Hepatic impairment: No dose adjustment of Tremelimumab (IMJUDO) is recommended for patients with mild or moderate hepatic impairment. Tremelimumab (IMJUDO) has not been studied in patients with severe hepatic impairment (see Pharmacology: Pharmacokinetics under Actions).
Method of administration: Tremelimumab (IMJUDO) is for intravenous use, it is administered as an intravenous infusion after dilution, over 1 hour (see Special precautions for disposal and other handling under Cautions for Usage).
For instructions on dilution of the medicinal product before administration, see Special precautions for disposal and other handling under Cautions for Usage.
Tremelimumab (IMJUDO) in combination with durvalumab: When Tremelimumab (IMJUDO) is given in combination with durvalumab, administer Tremelimumab (IMJUDO) as a separate intravenous infusion prior to durvalumab on the same day. Refer to the SmPC for durvalumab administration information.
Tremelimumab (IMJUDO) in combination with durvalumab and platinum-based chemotherapy: When Tremelimumab (IMJUDO) is given in combination with durvalumab and platinum-based chemotherapy, Tremelimumab (IMJUDO) is given first, followed by durvalumab and then platinum-based chemotherapy on the day of dosing.
When Tremelimumab (IMJUDO) is given as a fifth dose in combination with durvalumab and pemetrexed maintenance therapy at week 16, Tremelimumab (IMJUDO) is given first, followed by durvalumab and then pemetrexed maintenance therapy on the day of dosing.
Tremelimumab (IMJUDO), durvalumab, and platinum-based chemotherapy are administered as separate intravenous infusions.
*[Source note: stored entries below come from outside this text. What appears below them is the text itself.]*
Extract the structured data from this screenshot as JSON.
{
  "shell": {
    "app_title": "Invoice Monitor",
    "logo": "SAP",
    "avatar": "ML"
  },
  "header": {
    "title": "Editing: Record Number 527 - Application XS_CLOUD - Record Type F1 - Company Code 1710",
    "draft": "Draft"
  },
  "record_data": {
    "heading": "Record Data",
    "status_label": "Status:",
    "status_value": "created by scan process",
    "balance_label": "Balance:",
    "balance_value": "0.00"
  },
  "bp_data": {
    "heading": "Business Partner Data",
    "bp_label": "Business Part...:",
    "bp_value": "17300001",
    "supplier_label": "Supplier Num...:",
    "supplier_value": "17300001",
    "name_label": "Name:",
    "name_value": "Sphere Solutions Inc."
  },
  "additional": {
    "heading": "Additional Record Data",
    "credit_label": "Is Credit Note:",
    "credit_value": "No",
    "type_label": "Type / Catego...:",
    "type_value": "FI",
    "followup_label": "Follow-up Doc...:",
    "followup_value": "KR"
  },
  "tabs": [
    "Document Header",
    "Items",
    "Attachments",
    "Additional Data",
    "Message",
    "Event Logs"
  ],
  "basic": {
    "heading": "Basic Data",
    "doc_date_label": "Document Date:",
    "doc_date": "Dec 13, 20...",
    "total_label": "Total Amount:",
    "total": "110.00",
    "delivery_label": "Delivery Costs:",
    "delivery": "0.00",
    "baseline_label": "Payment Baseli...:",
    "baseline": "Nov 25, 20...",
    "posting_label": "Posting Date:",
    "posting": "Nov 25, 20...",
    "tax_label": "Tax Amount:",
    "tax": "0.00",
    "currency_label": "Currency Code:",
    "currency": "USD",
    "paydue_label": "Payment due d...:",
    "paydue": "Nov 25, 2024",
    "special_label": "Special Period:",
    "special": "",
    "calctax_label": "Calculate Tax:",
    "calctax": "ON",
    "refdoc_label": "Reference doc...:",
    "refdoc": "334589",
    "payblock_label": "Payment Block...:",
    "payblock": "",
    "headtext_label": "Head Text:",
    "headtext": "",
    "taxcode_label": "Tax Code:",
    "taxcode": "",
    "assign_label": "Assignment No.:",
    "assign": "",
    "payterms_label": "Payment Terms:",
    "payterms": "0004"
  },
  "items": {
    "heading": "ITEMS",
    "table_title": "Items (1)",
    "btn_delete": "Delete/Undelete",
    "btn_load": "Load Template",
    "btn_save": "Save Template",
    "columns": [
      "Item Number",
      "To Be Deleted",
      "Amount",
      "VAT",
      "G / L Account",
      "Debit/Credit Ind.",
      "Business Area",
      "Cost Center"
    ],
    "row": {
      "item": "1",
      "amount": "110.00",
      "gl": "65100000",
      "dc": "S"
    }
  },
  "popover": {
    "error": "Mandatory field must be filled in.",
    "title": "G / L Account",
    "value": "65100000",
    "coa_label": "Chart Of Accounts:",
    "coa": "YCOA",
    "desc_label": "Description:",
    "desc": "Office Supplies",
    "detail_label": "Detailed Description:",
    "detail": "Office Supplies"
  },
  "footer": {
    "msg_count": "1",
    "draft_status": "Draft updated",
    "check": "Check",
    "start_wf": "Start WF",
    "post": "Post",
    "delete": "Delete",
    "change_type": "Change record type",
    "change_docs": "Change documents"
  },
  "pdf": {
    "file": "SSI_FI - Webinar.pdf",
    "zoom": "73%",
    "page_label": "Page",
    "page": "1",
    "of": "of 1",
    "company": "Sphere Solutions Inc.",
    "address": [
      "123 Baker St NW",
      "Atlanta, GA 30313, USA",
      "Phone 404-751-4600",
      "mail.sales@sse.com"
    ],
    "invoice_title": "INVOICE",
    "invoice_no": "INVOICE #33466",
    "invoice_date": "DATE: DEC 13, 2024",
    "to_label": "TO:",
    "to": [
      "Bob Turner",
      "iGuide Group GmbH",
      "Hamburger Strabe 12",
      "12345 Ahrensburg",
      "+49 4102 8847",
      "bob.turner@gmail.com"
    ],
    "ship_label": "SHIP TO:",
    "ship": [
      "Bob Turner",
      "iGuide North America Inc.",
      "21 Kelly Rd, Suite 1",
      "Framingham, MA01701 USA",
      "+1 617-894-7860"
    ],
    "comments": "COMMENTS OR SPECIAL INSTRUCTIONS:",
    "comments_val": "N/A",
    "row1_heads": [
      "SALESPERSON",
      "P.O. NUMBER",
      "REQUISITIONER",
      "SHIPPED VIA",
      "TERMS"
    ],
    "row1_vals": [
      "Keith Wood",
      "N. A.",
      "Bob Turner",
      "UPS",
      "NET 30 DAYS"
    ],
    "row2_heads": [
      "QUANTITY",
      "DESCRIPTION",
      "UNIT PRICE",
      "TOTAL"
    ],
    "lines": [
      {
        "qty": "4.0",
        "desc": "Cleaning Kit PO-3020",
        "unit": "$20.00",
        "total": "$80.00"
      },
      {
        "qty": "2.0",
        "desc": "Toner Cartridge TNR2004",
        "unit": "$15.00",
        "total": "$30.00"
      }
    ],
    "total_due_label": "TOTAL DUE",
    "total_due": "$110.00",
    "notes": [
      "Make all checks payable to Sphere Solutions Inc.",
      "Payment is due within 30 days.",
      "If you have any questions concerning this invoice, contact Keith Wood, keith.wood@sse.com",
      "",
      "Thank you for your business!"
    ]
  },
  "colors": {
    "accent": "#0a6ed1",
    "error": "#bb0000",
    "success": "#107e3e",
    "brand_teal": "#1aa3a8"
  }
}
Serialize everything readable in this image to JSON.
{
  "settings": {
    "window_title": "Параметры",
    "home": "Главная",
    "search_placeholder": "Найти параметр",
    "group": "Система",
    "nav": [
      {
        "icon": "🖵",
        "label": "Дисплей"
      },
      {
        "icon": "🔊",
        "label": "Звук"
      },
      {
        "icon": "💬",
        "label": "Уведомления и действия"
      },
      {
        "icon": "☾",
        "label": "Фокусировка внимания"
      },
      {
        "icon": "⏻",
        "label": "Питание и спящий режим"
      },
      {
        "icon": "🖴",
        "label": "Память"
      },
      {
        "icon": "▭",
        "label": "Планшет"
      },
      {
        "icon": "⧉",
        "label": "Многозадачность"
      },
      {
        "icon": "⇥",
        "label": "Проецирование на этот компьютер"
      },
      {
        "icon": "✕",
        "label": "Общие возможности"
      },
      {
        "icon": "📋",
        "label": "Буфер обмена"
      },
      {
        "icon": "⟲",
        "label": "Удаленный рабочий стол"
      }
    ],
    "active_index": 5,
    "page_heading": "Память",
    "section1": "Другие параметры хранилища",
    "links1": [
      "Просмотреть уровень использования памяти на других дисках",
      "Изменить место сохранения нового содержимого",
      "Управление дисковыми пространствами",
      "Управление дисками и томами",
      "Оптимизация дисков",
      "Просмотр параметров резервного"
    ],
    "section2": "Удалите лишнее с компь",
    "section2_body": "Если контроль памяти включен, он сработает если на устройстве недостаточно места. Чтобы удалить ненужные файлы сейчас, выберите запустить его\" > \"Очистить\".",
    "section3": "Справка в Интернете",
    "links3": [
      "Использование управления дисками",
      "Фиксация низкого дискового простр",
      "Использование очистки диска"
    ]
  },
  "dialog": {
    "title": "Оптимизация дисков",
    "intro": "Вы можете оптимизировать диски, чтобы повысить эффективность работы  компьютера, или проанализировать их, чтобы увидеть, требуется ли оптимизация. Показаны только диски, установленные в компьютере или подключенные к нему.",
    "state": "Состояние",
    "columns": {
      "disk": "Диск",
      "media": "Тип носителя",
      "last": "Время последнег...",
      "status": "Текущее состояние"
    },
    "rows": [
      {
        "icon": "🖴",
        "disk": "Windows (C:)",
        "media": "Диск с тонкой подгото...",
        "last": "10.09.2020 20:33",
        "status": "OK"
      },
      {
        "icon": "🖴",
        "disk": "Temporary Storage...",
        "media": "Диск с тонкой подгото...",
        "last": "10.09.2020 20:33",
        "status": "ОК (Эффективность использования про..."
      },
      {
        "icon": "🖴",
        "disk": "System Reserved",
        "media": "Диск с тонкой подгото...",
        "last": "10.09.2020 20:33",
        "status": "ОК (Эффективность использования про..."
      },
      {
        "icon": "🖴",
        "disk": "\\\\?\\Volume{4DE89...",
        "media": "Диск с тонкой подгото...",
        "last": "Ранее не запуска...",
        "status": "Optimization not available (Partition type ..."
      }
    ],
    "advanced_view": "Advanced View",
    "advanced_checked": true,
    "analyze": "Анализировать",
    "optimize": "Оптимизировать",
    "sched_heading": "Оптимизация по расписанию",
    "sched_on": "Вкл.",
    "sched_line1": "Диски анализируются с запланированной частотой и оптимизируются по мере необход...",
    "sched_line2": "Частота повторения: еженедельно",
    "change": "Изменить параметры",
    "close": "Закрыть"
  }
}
Tremelimumab (IMJUDO) and durvalumab are each given over 1 hour. For platinum-based chemotherapy, refer to the SmPC for administration information. For pemetrexed maintenance therapy, refer to the SmPC for administration information. Separate infusion bags and filters for each infusion should be used.
During cycle 1, Tremelimumab (IMJUDO) is to be followed by durvalumab starting approximately 1 hour (maximum 2 hours) after the end of the Tremelimumab (IMJUDO) infusion. Platinum-based chemotherapy infusion should start approximately 1 hour (maximum 2 hours) after the end of the durvalumab infusion. If there are no clinically significant concerns during cycle 1, then at the physician's discretion, subsequent cycles of durvalumab can be given immediately after Tremelimumab (IMJUDO) and the time period between the end of the durvalumab infusion and the start of chemotherapy can be reduced to 30 minutes.